The DoubleGuns botnet has become one of the most significant malware of its category in China. It has developed into a major threat in the past few years and has already caused numerous infections to thousands of computers.
DoubleGuns Botnet Emerges as One Of The Leading Threats in China
Chinese users are one of the most targeted by malware as there are many campaigns that are tailor-made against them. The DoubleGuns It has grown to be a leading malware which has become a very dangerous threat.
It has been active since at least 2017 where the first samples of it were identified. Over the years the hacking group(s) which are behind it have used various strategies in order to infect the target users. Overall all computer users are affected, a particular emphasis on a certain type of user has not been found. The main distribution tactic relies on creating infected applications and files that include the main malicious executable. Common examples include the following:
- Macro-Infected Documents — They can be of all popular types: text documents, presentations, spreadsheets and databases. As soon as they are opened by the victims a window will appear asking them to run the included scripts. This will trigger the malware installation.
- Individual Files — The virus code can be implanted in individual files such as patches, add-ons, executables and “cracks”.
- App Installers — Many virus infections are done by integrating the necessary malware code in software setup bundles. They include popular applications which are often installed by end users: creativity suites, system utilities, productivity tools and etc.
As soon as one of the samples has infected a Windows computer the included built-in behavior sequence will be run. As many of the infections are done by downloading and running pirate copies of popular games and applications, the actions will be run immediately. A dangerous malware action which is run is the MBR infection — this will replace the master boot record of the affected computers. This can replace the ordinary boot options, make it impossible to enter into recovery menus and etc.

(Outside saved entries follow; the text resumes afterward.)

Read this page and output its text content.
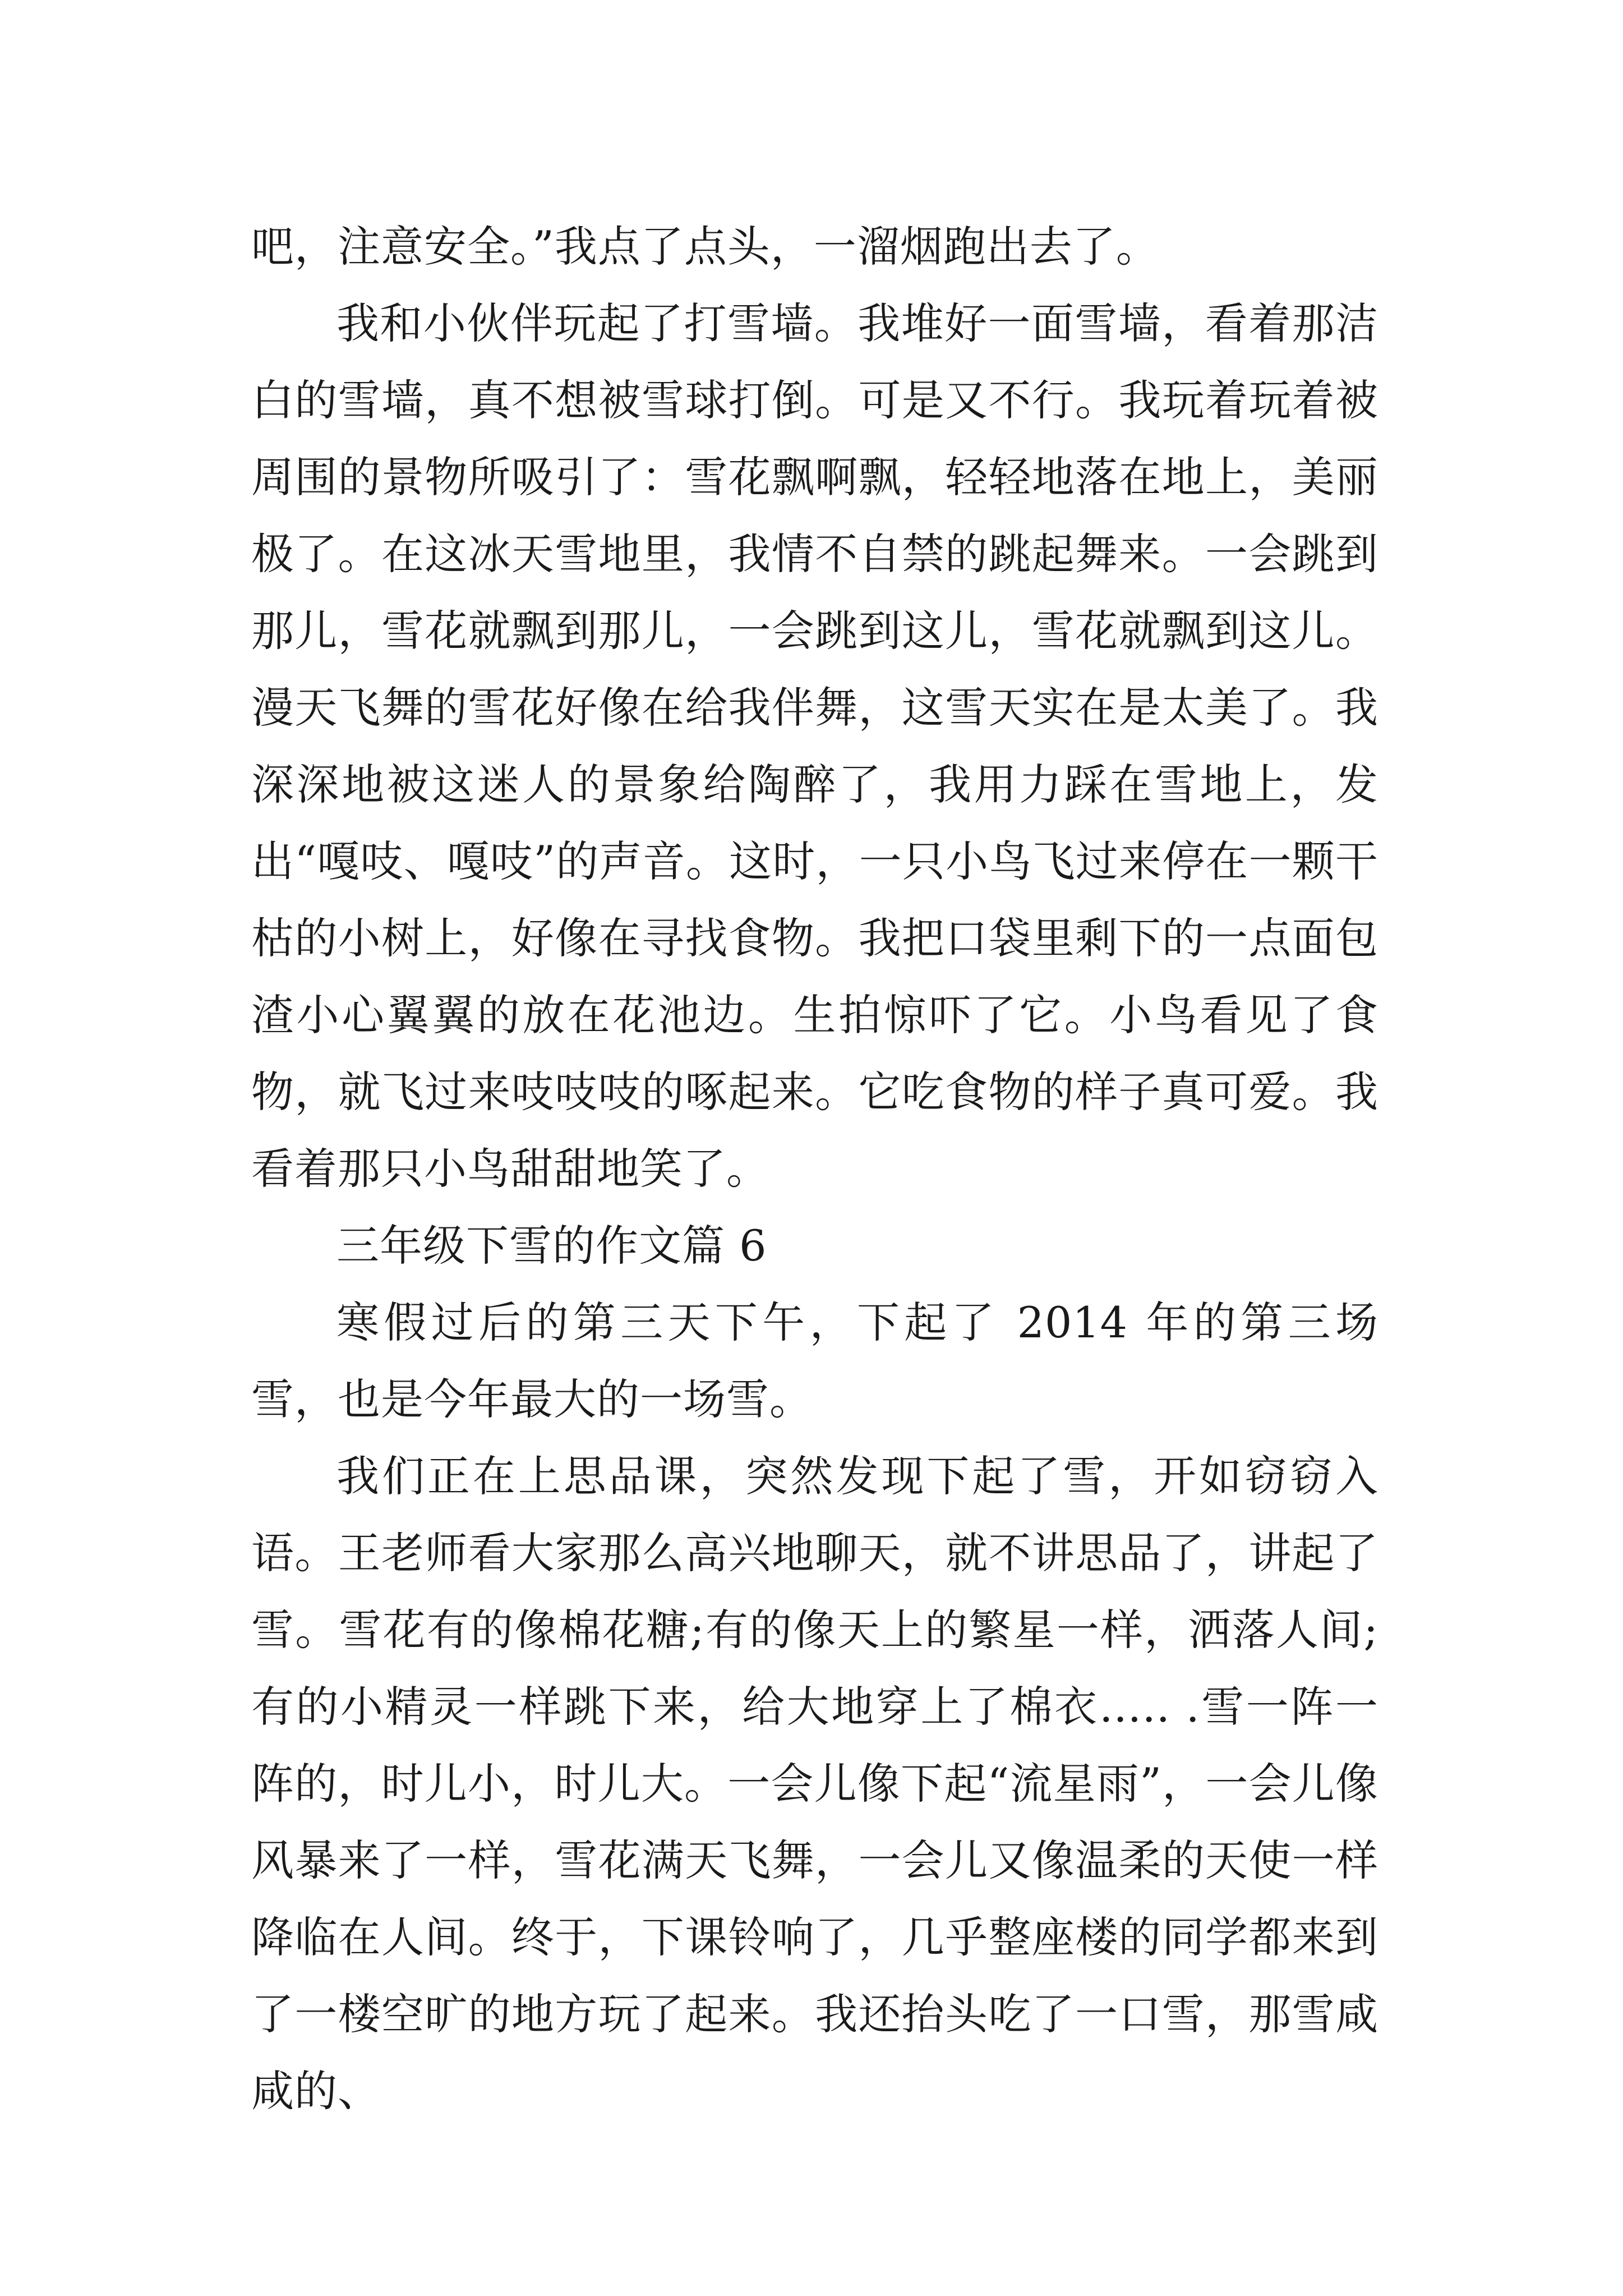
吧，注意安全。”我点了点头，一溜烟跑出去了。

我和小伙伴玩起了打雪墙。我堆好一面雪墙，看着那洁白的雪墙，真不想被雪球打倒。可是又不行。我玩着玩着被周围的景物所吸引了：雪花飘啊飘，轻轻地落在地上，美丽极了。在这冰天雪地里，我情不自禁的跳起舞来。一会跳到那儿，雪花就飘到那儿，一会跳到这儿，雪花就飘到这儿。漫天飞舞的雪花好像在给我伴舞，这雪天实在是太美了。我深深地被这迷人的景象给陶醉了，我用力踩在雪地上，发出“嘎吱、嘎吱”的声音。这时，一只小鸟飞过来停在一颗干枯的小树上，好像在寻找食物。我把口袋里剩下的一点面包渣小心翼翼的放在花池边。生拍惊吓了它。小鸟看见了食物，就飞过来吱吱吱的啄起来。它吃食物的样子真可爱。我看着那只小鸟甜甜地笑了。

三年级下雪的作文篇 6

寒假过后的第三天下午，下起了 2014 年的第三场雪，也是今年最大的一场雪。

我们正在上思品课，突然发现下起了雪，开如窃窃入语。王老师看大家那么高兴地聊天，就不讲思品了，讲起了雪。雪花有的像棉花糖;有的像天上的繁星一样，洒落人间;有的小精灵一样跳下来，给大地穿上了棉衣….. .雪一阵一阵的，时儿小，时儿大。一会儿像下起“流星雨”，一会儿像风暴来了一样，雪花满天飞舞，一会儿又像温柔的天使一样降临在人间。终于，下课铃响了，几乎整座楼的同学都来到了一楼空旷的地方玩了起来。我还抬头吃了一口雪，那雪咸咸的、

A related action is the replacement of device drivers which will allow for a deep Trojan-like infection into the operating system. Device drivers are an essential part of every Windows computer and such actions can allow the malicious engine to hook up to system applications and important services. Information gathering is done using these methods. The obtained data can reveal personal information about the users, machine metrics and stored credentials. A particular emphasis is done on Steam account information — the data will be hijacked from the installed game client service.
The DoubleGuns Botnet when installed locally will also implement a adware module. This will deploy intrusive ads and spam content to the visitors. Common examples can be phishing landing pages or affiliate links to products and services. The prepared content can be launched in browser windows or when these software are launched. The common method is to replace the default settings which will lead to redirects to such pages. The victims will be scammed into believing that they are accessing a legitimate service or company page.
The DoubleGuns botnet when installed on a given computer will also hijack web traffic — this can include page visits to online services, emails, communications with friends and family and etc.
The number of DoubleGuns botnet victims grows exponentially as more and more computers are recruited into it. All infected hosts will communicate with a prescribed hacker-controlled server which will keep track of the number of contaminated hosts. Their concentrated resources can then be further used for other nefarious purposes such as distributed denial-of-service attacks and sabotage operations.